O professor de Oxford, convicto malthusiano, também se destacou na defesa da chamada “lei de ferro dos salários”, segundo a qual existiria um fundo fixo para pagamento de salários e os trabalhadores receberiam como remuneração o valor resultante da divisão do montante deste fundo pelo total da população. Assim, se a população aumentasse, como de fato aumentava, uma lei natural imporia inexoravelmente a redução progressiva dos salários, sendo inúteis e inviáveis quaisquer pretensões de melhoria salarial.

Sua dedicação aos interesses patronais não foi suficiente para que seu nome viesse a frequentar a história do pensamento econômico, não tivesse sido imortalizado justamente por seu mais cáustico e famoso crítico. Assim, embora sem citá-lo explicitamente, no capítulo “A Assim Chamada Acumulação Primitiva” (O capital, Livro I, capítulo XXIV), em que discute como foram criadas as condições da acumulação previamente à implantação das relações sociais capitalistas, Marx escreve: “Essa acumulação primitiva desempenha na Economia Política um papel análogo ao pecado original na Teologia. Adão mordeu a maçã e, com isso, o pecado sobreveio à humanidade. Explica-se sua [do capital] origem contando-a como anedota ocorrida no passado. Em tempos muito remotos, havia, por um lado, uma elite laboriosa, inteligente e sobretudo parcimoniosa, e, por outro, vagabundos dissipando tudo o que tinham e mais ainda. A legenda do pecado original teológico conta-nos, contudo, como o homem foi condenado a comer seu pão com o suor de seu rosto; a história do pecado original econômico, no entanto, nos revela por que há gente que não tem necessidade disso. Tanto faz. Assim se explica que os primeiros acumularam riquezas e os últimos, finalmente, nada tinham para vender senão sua própria pele. E desse pecado original data a pobreza da grande massa que até agora, apesar de todo seu trabalho, nada possui para vender senão a si mesma, e a riqueza dos poucos, que cresce continuamente, embora há muito tenham parado de trabalhar”.

E Marx, ao longo do capítulo, com rica documentação histórica, mostra como, ao invés de resultar de idílico e virtuoso exercício de abstinência, a riqueza foi acumulada nas mãos de poucos graças à expropriação dos camponeses, à legislação sanguinária que obrigou os expropriados a submeterem-se ao trabalho para um patrão, à captura e tráfico de escravizados.[i]

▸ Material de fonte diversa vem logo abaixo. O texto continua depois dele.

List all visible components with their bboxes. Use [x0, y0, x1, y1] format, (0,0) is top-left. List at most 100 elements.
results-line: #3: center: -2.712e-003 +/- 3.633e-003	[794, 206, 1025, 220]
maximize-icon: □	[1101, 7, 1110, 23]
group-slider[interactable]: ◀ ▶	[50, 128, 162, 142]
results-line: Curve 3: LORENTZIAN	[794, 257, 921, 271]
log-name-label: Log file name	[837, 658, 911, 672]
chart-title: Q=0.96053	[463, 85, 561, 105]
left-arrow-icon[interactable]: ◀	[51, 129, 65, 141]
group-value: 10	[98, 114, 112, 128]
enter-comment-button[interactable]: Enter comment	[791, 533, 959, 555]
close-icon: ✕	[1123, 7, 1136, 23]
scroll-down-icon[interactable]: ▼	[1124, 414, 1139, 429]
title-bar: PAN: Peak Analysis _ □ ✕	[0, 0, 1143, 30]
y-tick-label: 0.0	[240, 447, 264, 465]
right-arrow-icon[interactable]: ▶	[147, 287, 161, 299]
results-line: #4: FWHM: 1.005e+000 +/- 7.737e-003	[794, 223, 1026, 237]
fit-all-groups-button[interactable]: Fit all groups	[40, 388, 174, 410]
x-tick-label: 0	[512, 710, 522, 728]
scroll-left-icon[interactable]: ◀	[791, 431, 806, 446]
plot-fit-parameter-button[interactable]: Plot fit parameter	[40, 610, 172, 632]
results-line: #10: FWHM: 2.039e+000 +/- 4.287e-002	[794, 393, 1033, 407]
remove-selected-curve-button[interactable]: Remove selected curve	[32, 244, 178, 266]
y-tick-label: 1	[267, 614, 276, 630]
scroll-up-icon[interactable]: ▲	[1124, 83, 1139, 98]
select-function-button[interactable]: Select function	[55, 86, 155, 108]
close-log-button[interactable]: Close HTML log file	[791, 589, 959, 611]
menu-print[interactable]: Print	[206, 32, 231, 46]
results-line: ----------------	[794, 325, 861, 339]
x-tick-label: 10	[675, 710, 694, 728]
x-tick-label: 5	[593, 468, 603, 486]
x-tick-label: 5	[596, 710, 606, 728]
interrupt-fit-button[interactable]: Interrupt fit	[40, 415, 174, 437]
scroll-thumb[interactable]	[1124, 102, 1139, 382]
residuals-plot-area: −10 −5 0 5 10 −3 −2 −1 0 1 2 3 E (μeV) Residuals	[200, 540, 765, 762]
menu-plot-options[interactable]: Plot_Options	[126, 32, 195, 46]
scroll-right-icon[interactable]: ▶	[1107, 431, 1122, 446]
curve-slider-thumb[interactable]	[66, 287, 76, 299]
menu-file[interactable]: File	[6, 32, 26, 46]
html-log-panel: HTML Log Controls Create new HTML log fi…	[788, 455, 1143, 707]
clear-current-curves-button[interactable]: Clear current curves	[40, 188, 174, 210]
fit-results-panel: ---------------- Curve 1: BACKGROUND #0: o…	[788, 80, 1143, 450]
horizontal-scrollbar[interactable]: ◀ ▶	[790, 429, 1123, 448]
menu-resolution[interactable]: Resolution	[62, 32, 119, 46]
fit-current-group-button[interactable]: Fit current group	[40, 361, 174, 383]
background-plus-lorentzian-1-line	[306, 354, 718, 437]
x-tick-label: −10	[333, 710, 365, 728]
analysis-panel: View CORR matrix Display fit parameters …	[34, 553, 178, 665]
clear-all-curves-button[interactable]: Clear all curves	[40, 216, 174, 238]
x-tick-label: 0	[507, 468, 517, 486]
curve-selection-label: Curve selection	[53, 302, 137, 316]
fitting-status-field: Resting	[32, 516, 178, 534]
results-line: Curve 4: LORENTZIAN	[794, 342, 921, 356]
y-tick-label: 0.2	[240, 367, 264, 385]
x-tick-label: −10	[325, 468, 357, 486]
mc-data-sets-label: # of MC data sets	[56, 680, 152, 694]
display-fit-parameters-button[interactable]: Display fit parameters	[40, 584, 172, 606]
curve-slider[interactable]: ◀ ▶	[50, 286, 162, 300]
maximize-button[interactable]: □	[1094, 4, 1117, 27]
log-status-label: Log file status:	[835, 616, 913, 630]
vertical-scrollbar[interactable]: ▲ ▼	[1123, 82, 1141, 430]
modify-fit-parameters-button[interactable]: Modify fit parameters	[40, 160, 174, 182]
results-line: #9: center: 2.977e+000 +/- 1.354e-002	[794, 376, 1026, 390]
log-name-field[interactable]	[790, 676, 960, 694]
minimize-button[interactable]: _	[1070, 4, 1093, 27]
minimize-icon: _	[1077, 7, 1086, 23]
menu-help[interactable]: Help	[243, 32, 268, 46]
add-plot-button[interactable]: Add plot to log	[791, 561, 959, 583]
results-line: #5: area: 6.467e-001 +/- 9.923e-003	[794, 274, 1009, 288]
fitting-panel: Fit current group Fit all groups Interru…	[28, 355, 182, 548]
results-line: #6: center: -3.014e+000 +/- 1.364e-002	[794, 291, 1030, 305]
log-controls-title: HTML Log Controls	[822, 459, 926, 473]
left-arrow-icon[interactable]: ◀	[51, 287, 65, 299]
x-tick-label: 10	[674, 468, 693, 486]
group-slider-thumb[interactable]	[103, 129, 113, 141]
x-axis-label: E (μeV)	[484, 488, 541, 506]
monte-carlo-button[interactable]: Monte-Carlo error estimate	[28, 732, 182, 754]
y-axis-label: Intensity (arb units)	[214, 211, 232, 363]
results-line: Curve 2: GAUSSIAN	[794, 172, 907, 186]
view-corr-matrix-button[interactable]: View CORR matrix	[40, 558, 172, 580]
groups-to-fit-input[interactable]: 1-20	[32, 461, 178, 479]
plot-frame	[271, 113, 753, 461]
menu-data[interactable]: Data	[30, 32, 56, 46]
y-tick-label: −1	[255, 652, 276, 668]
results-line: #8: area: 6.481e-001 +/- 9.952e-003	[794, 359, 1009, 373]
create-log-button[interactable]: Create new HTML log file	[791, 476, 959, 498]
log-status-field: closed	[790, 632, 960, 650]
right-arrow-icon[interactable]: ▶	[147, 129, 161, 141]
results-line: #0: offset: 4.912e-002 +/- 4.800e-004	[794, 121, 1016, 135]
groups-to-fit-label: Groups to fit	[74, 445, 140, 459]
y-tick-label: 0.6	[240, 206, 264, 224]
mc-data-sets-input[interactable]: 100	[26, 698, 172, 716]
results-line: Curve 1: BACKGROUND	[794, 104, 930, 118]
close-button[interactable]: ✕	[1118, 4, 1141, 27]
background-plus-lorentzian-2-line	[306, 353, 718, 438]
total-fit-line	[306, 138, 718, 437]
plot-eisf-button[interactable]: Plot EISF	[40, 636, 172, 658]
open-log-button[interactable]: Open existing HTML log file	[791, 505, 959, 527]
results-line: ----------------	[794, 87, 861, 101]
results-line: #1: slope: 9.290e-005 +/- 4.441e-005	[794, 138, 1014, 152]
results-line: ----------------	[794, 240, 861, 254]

Marx e a “última hora de Senior”

A menção direta e explícita de Marx a Nassau Senior, porém, aparece na 3a Seção – “A Produção da mais-valia absoluta”, no capítulo sobre A Taxa de mais-valia, em sub-capítulo intitulado “A Última Hora de Nassau Senior”. Antes de expor a tese de Nassau Senior, Marx faz uma rápida apresentação da personagem:

Numa bela manhã do ano de 1836, Nassau W. Senior, afamado pela sua ciência econômica e belo estilo (…), foi chamado de Oxford para Manchester[ii] para aí aprender economia política em vez de a ensinar em Oxford. Os fabricantes elegeram-no como esgrimista de serviço contra o Factory Act [Lei Fabril, de 1933], recentemente publicada, e a ainda mais ousada agitação em torno das dez horas. (…) O professor, por sua vez, estilizou a lição recebida dos fabricantes em Manchester no panfleto Letters on the Factory Act, as it Affects the Cotton Manufacture [Cartas sobre a Lei Fabril e como ela afeta a Manufatura do Algodão], Londres, 1837. Nele pode-se ler, entre outras, a seguinte passagem edificante”

E Marx prossegue com uma citação de Nassau Senior: “De acordo com a lei atual, nenhuma fábrica que emprega pessoas com menos de 18 anos pode trabalhar mais de 11 1/2 horas por dia, isto é, 12 horas durante os primeiros 5 dias e 9 horas aos sábados. A seguinte análise (!) mostra que em tal fábrica todo o lucro líquido deriva da última hora.” (Marx, 1996, t. 2, p. 339).

Nassau Senior expõe um exemplo com o qual pretendeu demonstrar que, numa jornada de 11 horas e meia, o valor produzido pelo trabalhador nas primeiras 10 horas apenas reporia o valor do capital aplicado (máquinas, matérias primas, salários, etc); a meia hora seguinte supriria a deterioração (amortização) da fábrica e das máquinas. Donde, prova-se o que se queria provar: “se as horas de trabalho fossem reduzidas uma hora por dia […] o lucro líquido seria destruído”. E as consequências seriam trágicas: o desaparecimento do lucro interromperia a acumulação capitalista, esta interrupção impediria a continuidade do investimento do capital na produção, as fábricas fechariam, os trabalhadores seriam lançados ao desemprego e à miséria.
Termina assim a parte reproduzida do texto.